异源双根缓解咖啡连作障碍及其机制初探
2024-03-10孙燕张昂赵青云董云萍龙宇宙林兴军
孙燕 张昂 赵青云 董云萍 龙宇宙 林兴军
摘 要:為明确异源双根是否能缓解咖啡连作障碍及其可能机制,本试验研究以大粒种咖啡1号(Caffea liberica, No. 1)和中粒种咖啡热研1号(Caffea canephora, Reyan No. 1)靠接形成大粒种-中粒种异源双根咖啡,通过咖啡连作障碍园土壤培养幼苗,评价植株苗木质量,明确异源双根对咖啡连作障碍的缓解作用。通过双根无分隔、尼龙网分隔、双盆分隔等不同分根方式试验,明确异源双根缓解咖啡连作障碍机制,并探讨双根间在缓解连作障碍上的差异及协同作用。结果表明:较连作障碍咖啡园非根际土,异源双根咖啡或同源双根咖啡经根际土培养后苗木质量指数、总的植株生物量均显著下降,连作逆境抑制咖啡生物量积累,使苗木质量变差;非根际土培养后,异源双根咖啡、同源双根咖啡的苗木质量指数或和总的植株生物量差异均不显著,;而根际土培养后,异源双根咖啡较同源双根咖啡的苗木质量指数、大粒种根系生物量、中粒种根系生物量及总的植株生物量均显著提高。因此,连作逆境虽抑制咖啡生长,但对同源双根咖啡影响更大,异源双根通过其大粒种根系缓解连作逆境咖啡生长障碍。为进一步明确异源双根尤其是大粒种根系缓解咖啡连作障碍的可能机制,以不同分根方式培养异源双根咖啡,发现较无分隔、双盆分隔处理,连作逆境下双根尼龙网分隔后植株苗木质量佳,并且尼龙网分隔后植株的中粒种根系长势最好,说明大粒种根系化感物质促进中粒种根系生长。双根无分隔、双盆分隔后植株的苗木质量差异不显著,无分隔较双盆分隔后植株的大粒种根系长势差,即双根系在能够彼此接触的自然生长状态下,中粒种根系抑制大粒种根系生长,但这种抑制作用与中粒种根际化感物质无关,尼龙网分隔、双盆分隔后植株的大粒种根系长势差异不显著,说明大粒种根际有无中粒种根际化感物质,对大粒种根系生长均无影响。综上所述,异源双根通过其大粒种根系减少自身在连作逆境中的化感抑制,利用其根际化感物质促进中粒种根系生长等,实现根壮苗壮,达到缓解咖啡连作障碍的目的。试验研究结论为异源双根靠接在大田的推广应用提供理论依据。

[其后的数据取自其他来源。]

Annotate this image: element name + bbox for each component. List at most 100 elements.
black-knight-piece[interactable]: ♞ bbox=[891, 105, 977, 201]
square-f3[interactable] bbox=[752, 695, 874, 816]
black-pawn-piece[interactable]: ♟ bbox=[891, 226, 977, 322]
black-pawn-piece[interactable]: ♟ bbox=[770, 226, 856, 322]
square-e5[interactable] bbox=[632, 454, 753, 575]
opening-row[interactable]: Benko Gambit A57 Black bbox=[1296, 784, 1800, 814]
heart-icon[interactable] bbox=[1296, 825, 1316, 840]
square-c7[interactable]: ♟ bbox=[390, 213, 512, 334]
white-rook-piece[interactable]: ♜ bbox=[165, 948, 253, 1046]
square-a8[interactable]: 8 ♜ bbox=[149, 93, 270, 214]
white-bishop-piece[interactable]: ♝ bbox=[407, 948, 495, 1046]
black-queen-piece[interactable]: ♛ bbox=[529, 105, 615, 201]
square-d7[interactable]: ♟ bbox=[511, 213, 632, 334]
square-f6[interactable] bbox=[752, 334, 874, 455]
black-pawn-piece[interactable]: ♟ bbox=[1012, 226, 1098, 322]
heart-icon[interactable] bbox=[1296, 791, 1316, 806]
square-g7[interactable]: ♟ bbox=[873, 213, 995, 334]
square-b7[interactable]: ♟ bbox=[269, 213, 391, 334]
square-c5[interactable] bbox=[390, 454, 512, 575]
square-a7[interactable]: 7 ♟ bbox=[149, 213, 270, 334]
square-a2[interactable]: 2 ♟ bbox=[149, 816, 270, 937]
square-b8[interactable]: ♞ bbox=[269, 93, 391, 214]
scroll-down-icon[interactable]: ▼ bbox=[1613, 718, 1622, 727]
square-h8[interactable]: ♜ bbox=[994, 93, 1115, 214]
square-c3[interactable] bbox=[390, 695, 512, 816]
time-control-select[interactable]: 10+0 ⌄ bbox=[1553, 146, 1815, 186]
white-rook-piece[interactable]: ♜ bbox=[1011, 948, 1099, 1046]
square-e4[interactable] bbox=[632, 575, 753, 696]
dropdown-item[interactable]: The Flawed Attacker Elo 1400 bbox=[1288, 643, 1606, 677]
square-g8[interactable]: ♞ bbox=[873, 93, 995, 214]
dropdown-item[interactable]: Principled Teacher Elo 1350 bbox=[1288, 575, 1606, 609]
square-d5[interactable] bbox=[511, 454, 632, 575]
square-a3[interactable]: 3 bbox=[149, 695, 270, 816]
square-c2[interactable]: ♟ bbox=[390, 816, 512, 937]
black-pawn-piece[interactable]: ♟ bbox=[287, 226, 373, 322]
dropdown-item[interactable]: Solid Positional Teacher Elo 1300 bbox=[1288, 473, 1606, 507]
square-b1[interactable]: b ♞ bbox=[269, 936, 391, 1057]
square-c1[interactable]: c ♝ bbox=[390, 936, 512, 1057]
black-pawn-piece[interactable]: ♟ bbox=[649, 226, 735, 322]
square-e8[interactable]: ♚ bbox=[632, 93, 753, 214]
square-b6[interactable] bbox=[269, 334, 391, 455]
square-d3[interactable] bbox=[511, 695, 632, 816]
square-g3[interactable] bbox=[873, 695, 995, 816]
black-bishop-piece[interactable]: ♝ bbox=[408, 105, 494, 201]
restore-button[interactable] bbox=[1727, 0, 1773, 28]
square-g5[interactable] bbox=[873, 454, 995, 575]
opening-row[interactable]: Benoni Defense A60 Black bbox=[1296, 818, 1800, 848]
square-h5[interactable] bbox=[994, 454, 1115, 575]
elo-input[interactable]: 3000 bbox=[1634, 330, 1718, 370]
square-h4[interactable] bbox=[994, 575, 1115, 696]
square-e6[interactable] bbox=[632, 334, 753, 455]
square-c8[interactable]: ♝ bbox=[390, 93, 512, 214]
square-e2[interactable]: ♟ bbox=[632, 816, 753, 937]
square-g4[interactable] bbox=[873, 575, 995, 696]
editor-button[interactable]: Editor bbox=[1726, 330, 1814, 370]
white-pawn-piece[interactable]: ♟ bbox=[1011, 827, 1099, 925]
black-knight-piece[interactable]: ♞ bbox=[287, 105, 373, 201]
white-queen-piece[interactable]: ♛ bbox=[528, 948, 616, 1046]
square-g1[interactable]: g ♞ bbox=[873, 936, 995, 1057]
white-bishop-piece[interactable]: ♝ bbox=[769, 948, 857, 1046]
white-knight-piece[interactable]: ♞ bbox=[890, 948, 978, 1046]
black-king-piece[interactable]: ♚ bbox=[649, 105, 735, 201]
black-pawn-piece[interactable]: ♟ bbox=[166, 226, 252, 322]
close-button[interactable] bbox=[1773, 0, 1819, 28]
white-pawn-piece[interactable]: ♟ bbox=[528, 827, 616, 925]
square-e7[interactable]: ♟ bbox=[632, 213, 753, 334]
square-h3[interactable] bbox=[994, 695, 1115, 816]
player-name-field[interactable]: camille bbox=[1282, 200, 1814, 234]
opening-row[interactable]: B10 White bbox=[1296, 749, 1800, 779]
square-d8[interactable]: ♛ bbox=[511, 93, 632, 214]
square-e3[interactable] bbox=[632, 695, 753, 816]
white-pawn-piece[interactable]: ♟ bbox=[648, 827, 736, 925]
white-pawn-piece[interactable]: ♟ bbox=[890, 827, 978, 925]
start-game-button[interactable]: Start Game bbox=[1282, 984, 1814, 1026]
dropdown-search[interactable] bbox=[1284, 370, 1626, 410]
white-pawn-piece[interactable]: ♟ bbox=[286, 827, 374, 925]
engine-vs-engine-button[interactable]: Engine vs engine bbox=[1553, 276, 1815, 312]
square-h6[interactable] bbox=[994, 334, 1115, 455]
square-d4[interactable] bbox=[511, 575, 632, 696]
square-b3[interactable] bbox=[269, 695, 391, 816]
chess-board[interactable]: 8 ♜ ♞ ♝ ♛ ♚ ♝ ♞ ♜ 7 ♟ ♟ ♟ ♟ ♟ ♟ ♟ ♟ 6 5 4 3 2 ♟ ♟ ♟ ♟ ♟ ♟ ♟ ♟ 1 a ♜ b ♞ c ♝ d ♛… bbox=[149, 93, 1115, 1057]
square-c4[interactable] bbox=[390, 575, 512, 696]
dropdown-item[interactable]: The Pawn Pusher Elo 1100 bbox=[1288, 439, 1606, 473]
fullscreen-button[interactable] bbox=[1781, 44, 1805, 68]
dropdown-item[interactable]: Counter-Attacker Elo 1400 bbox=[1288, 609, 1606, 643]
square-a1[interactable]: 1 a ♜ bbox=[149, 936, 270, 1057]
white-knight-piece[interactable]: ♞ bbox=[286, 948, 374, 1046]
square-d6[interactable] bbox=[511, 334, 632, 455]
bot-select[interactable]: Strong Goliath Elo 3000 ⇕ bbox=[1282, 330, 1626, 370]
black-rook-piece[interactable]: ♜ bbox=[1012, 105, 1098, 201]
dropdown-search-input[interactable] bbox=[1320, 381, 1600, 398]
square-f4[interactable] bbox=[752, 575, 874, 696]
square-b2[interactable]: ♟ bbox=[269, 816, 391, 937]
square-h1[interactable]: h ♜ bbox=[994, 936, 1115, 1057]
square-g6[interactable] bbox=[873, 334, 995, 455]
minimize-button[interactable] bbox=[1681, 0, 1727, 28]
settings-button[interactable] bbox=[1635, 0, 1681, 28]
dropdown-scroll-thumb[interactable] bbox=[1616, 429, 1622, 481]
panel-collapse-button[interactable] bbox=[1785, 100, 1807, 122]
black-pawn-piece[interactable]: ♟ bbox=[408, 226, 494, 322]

关键词:咖啡;连作障碍;异源双根;分根培养;苗木质量中图分类号:S571.2 文献标识码:A
Heterologous Double-root Alleviated Coffee Continuous Cropping Obstacle and the Mechanism
SUN Yan1,2, ZHANG Ang1,2, ZHAO Qingyun1,2, DONG Yunping1,2, LONG Yuzhou1,2*, LIN Xingjun1,2
1. Spice and Beverage Research Institute, Chinese Academy of Tropical Agricultural Sciences / Innovation Platform for Academician Zhang Fusuo of Hainan Province / Key Laboratory of Genetic Resources Utilization of Spice and Beverage Crops, Ministry of Agriculture and Rural Affairs / Hainan Provincial Key Laboratory of Genetic Improvement and Quality Regulation for Tropical Spice and Beverage Crops, Wanning, Hainan 571533, China; 2.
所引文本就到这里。